What is the best sequence in which to study undergraduate mathematics? I am currently self-teaching mathematics at the moment, with my current focus being pre-calculus mathematics. At some point I will eventually reach undergraduate material and as I do not possess a great grasp of the subject I would like your thoughts on what would pedagogically speaking be the best sequence in which to study the numerous topics that compose mathematics.
It is very obvious to me that in order to study certain topics some pre-requisites are necessary. I am certain many of you have studied mathematics and with the power of hindsight may have wished you had studied a particular topic before/after another as it would have perhaps enhanced your understanding and/or made certain concepts easier to digest, I'd like to benefit from your experience.
Making my query more pointed: I would like to know the ideal sequence in which to self-study mathematics, along with canonical book recommendations for each topic.
 A: I am someone who did just as you are hoping to do -- I don't enjoy studying material without a strong background in the assumed prerequisites, so some would feel that I'm suggesting too much.  
My suggestion is to go through Stewart's calculus front-to-back, doing typical problem sets. Whenever you struggle with a pre-calculus or algebra fact, make sure you review that material. Once you've done this, I recommend deviating from the typical routine and picking up a copy of the book "How to Prove it."  With the maturity you have after going through calculus, you will understand the essence of what a proof is, and the importance of working with and thinking in terms of definitions. After this, for fun you might enjoy going through "Geometry: Seeing, Doing, Understanding" by Jacobs. Then, quickly, go back through your Algebra/Pre-Calculus textbook examples and work through any of them that do not seem immediately obvious how to do.  Then, quickly go back through Stewart, doing the same thing. You will be very prepared at this point to do very well in your future studies.
From here, you would want Linear Algebra, Complex Analysis, Abstract Algebra, and Real Analysis. For Linear Algebra, I recommend Gilbert Strang's MIT opencourseware videos, and for Real Analysis, I recommend Francis Su on YouTube (he goes through the textbook Principles of Real Analysis by Rudin).
These, I think are essential. you can't plan too much further in advance because your interests will change as time goes on. But some other areas you could look at are probability and statistics, number theory, numerical analysis, and differential equations, or more advanced topics in what I've already mentioned.
A: I would recommend these to be read at the same time: 


*

*Euclid's ELEMENTS (translated by Heath), and 

*Hartshorne's GEOMETRY: EUCLID AND BEYOND. 
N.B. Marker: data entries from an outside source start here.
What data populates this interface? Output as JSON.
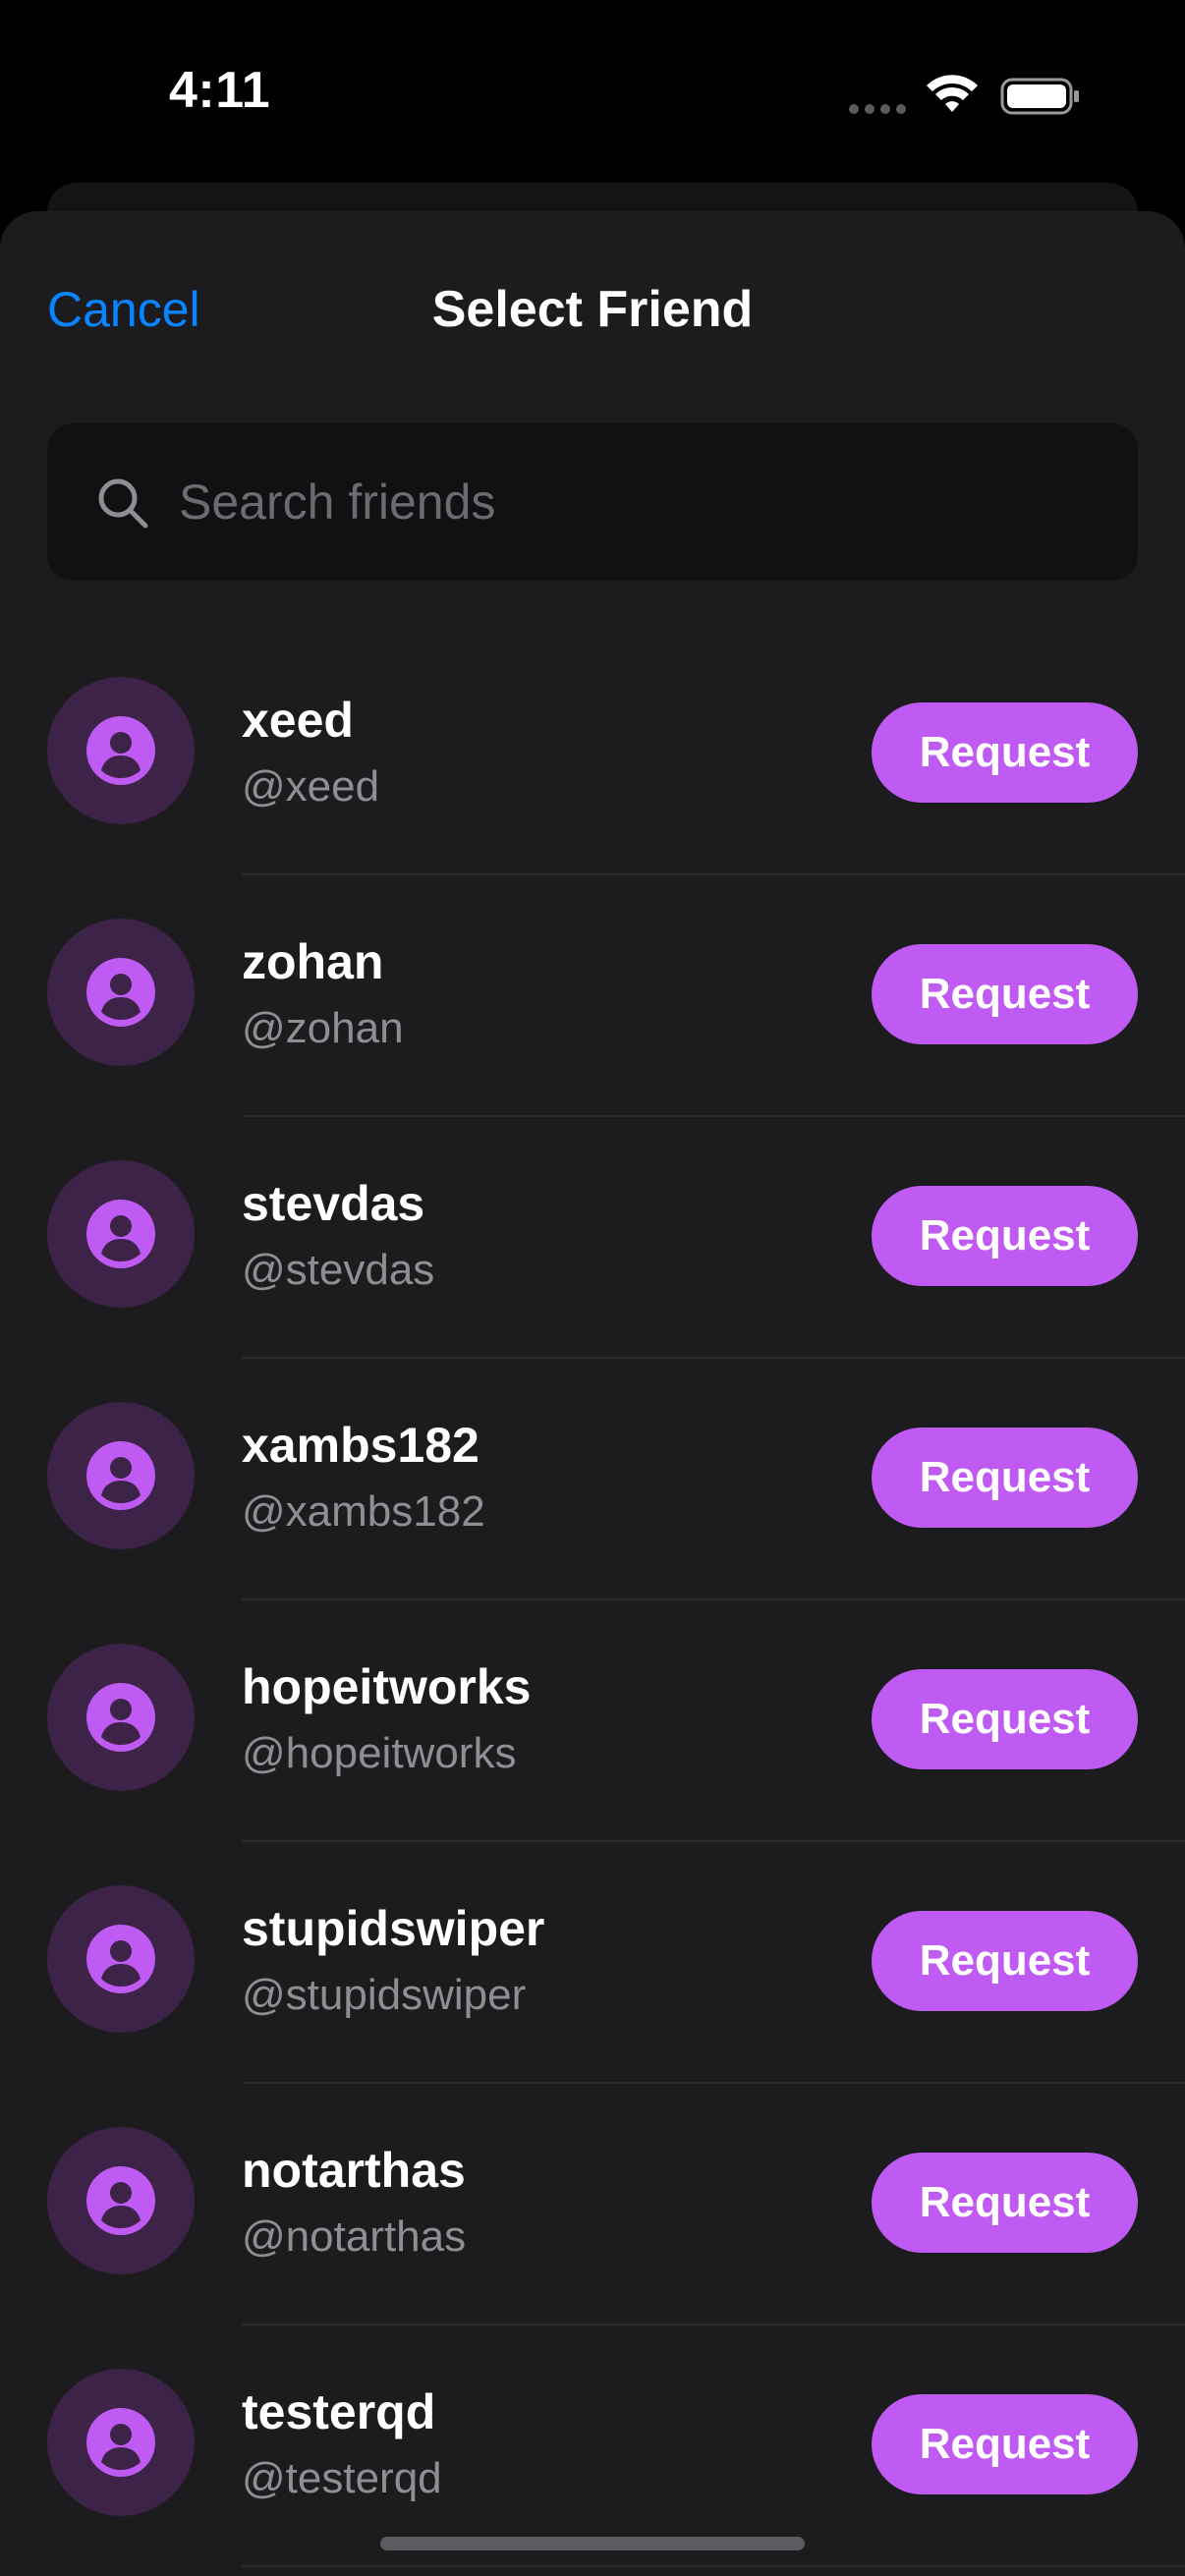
{
  "status_bar": {
    "time": "4:11",
    "icons": [
      "signal-dots-icon",
      "wifi-icon",
      "battery-icon"
    ]
  },
  "sheet": {
    "cancel_label": "Cancel",
    "title": "Select Friend"
  },
  "search": {
    "placeholder": "Search friends",
    "value": "",
    "icon": "search-icon"
  },
  "friends": [
    {
      "name": "xeed",
      "handle": "@xeed",
      "action": "Request"
    },
    {
      "name": "zohan",
      "handle": "@zohan",
      "action": "Request"
    },
    {
      "name": "stevdas",
      "handle": "@stevdas",
      "action": "Request"
    },
    {
      "name": "xambs182",
      "handle": "@xambs182",
      "action": "Request"
    },
    {
      "name": "hopeitworks",
      "handle": "@hopeitworks",
      "action": "Request"
    },
    {
      "name": "stupidswiper",
      "handle": "@stupidswiper",
      "action": "Request"
    },
    {
      "name": "notarthas",
      "handle": "@notarthas",
      "action": "Request"
    },
    {
      "name": "testerqd",
      "handle": "@testerqd",
      "action": "Request"
    }
  ],
  "colors": {
    "background": "#000000",
    "sheet": "#1c1c1e",
    "search_field": "#111113",
    "accent_link": "#0a84ff",
    "request_button": "#bf5af2",
    "avatar_bg": "#3d2347",
    "avatar_icon": "#bf5af2",
    "secondary_text": "#8e8e93"
  }
}
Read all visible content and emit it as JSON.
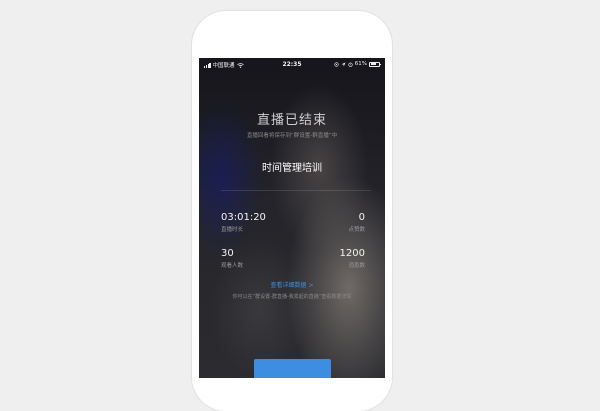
{
  "status_bar": {
    "carrier": "中国联通",
    "time": "22:35",
    "battery": "61%",
    "battery_level": 0.61
  },
  "live_end": {
    "title": "直播已结束",
    "subtitle": "直播回看将保存到“群设置-群直播”中",
    "course_name": "时间管理培训"
  },
  "stats": [
    {
      "value": "03:01:20",
      "label": "直播时长"
    },
    {
      "value": "0",
      "label": "点赞数"
    },
    {
      "value": "30",
      "label": "观看人数"
    },
    {
      "value": "1200",
      "label": "消息数"
    }
  ],
  "detail_link": "查看详细数据 >",
  "hint": "你可以在“群设置-群直播-我发起的直播”查看数据详情",
  "colors": {
    "accent": "#3d8ee0",
    "link": "#3f8fe0",
    "page_background": "#efefef"
  },
  "icons": {
    "signal": "signal-bars-icon",
    "wifi": "wifi-icon",
    "location": "location-icon",
    "navigation": "navigation-arrow-icon",
    "alarm": "alarm-icon",
    "battery": "battery-icon"
  }
}
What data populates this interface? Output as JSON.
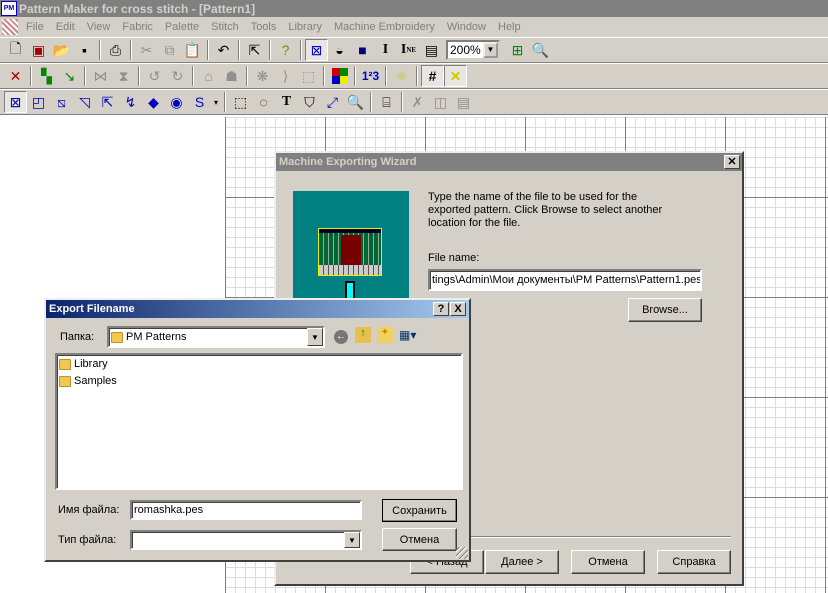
{
  "app": {
    "title": "Pattern Maker for cross stitch - [Pattern1]",
    "icon_text": "PM"
  },
  "menu": [
    "File",
    "Edit",
    "View",
    "Fabric",
    "Palette",
    "Stitch",
    "Tools",
    "Library",
    "Machine Embroidery",
    "Window",
    "Help"
  ],
  "toolbar1": {
    "icons": [
      "new-icon",
      "open-template-icon",
      "open-icon",
      "save-icon",
      "print-icon",
      "cut-icon",
      "copy-icon",
      "paste-icon",
      "undo-icon",
      "import-icon",
      "help-icon",
      "cross-stitch-view-icon",
      "symbol-view-icon",
      "color-view-icon",
      "I",
      "I-ne",
      "page-icon"
    ],
    "zoom": "200%"
  },
  "toolbar2": {
    "icons": [
      "delete-icon",
      "replace-color-icon",
      "replace-stitch-icon",
      "flip-horizontal-icon",
      "flip-vertical-icon",
      "rotate-left-icon",
      "rotate-right-icon",
      "outline-icon",
      "fill-icon",
      "mirror-icon",
      "half-mirror-icon",
      "select-area-icon",
      "palette-icon",
      "numbering-icon",
      "sparkle-icon",
      "grid-icon",
      "cross-icon"
    ]
  },
  "toolbar3": {
    "icons": [
      "full-stitch-icon",
      "quarter-stitch-icon",
      "half-stitch-icon",
      "three-quarter-stitch-icon",
      "petite-stitch-icon",
      "backstitch-icon",
      "french-knot-icon",
      "bead-icon",
      "s-icon",
      "rect-select-icon",
      "lasso-select-icon",
      "text-icon",
      "fill-bucket-icon",
      "eyedropper-icon",
      "magnifier-icon",
      "machine-icon",
      "stitch-icon",
      "columns-icon",
      "page-icon"
    ]
  },
  "wizard": {
    "title": "Machine Exporting Wizard",
    "description": "Type the name of the file to be used for the exported pattern.  Click Browse to select another location for the file.",
    "file_name_label": "File name:",
    "file_name_value": "tings\\Admin\\Мои документы\\PM Patterns\\Pattern1.pes",
    "browse": "Browse...",
    "back": "< Назад",
    "next": "Далее >",
    "cancel": "Отмена",
    "help": "Справка"
  },
  "export": {
    "title": "Export Filename",
    "folder_label": "Папка:",
    "folder": "PM Patterns",
    "items": [
      "Library",
      "Samples"
    ],
    "filename_label": "Имя файла:",
    "filename_value": "romashka.pes",
    "filetype_label": "Тип файла:",
    "filetype_value": "",
    "save": "Сохранить",
    "cancel": "Отмена",
    "help_btn": "?",
    "close_btn": "X"
  }
}
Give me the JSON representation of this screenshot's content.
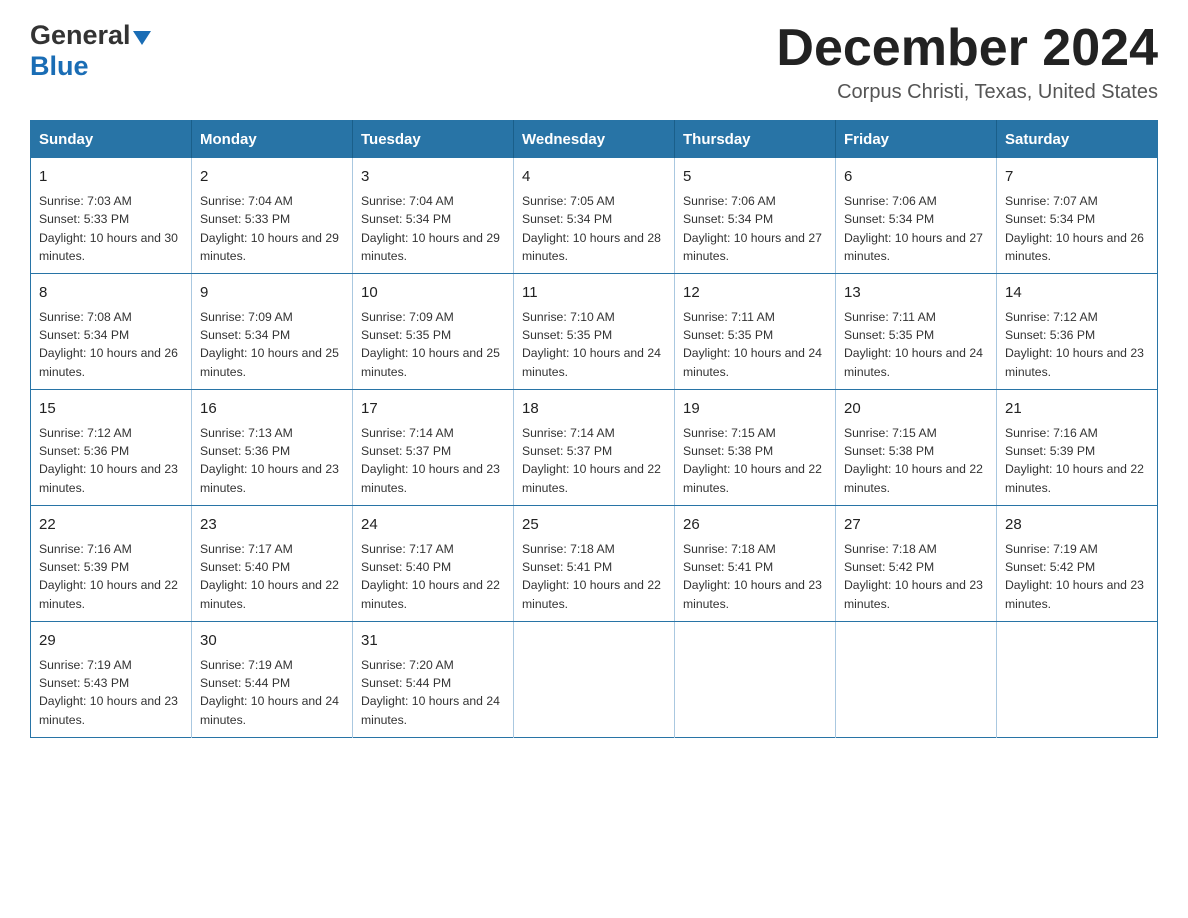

Proving theorems by construction is a wonderful way to do mathematics, and Hartshorne's book will point out and correct the logical mistakes Euclid made, extend his results, and provide a connection to contemporary mathematics by way of introductory modern algebra. Best of all, the prerequisites are zero, zilch, nada. By the time you have finished both of these books (which should take the better part of two semesters going it alone) you will know what you want to know more about. 
A: I would go


*

*Calculus


*

*limits and continuity

*differentiation

*sequences and series

*

*taylor series

*convergence tests


*integration

*applications of the above

*intermediate value theorem

*extreme value theorem


*Linear Algebra


*

*vector spaces and linear maps

*systems of linear equations

*row-reduction operations

*linear independence and span

*invertible linear transformations

*bilinear forms 

*geometry with vectors, lines and planes


*Algebra

*

*there's too much to list


*Complex Analysis

*Real Analysis

*Functional Analysis

*Differential Equations

A: Having self-studied (and continuing to study) a lot of undergraduate mathematics, I will tell you the order in which I did things (the list might be a bit ambitious, especially the jump from Apostol's Calculus to Artin's Algebra...you may want to give yourself a bit of background in linear algebra before trying to tackle Artin):


*

*Mathematical Logic

*Set Theory (introduction to axiomatic set theory)

*Apostol's Calculus Vol. 1

*Multivariable Calculus (used OpenCourseWare)

*Artin's Algebra

*Rudin's Principles of Mathematical Analysis

*Calculus on Manifolds (Spivak+Munkres)

*Topology (Munkres)


If I were to do it over again, I might put less emphasis on mathematical logic and set theory as I did (but that was what motivated me to self-study in the first place).
I would recommend taking linear algebra before studying differential equations--a lot of differential equations exploits linearity of the derivative, and this can be rephrased easily in terms of linear operators.
A: I would recommend you read thoroughly go through a Calculus textbook (only doing the single variable sections). Then pick up an introductory linear algebra textbook (Poole is good) and work through that. After that I would proceed in the following order:


*

*Multivariable Calculus

*Differential Equations


At this point you can either pursue real analysis or move to abstract algebra. I'll flesh out the first rout first:


*

*Introductory Real Analysis (Rudin or Abbot are recommended)

*Complex Analysis (Saff & Snider for more computational approach, Stein and Shakarchi for more theoretical)

*General topology (Munkres)

*Measure theory (Royden is great for this)


For abstract algebra:


*

*Literally just read through Fraleigh or Artin

*If you want to continue, maybe consider reading Atiyah & McDonald's commutative algebra book or J.S. Milne's online notes on Representation Theory.


Do note, however, that differential equations isn't really necessary for any of the courses listed afterwards, its just a fairly essential part of the undergraduate curriculum.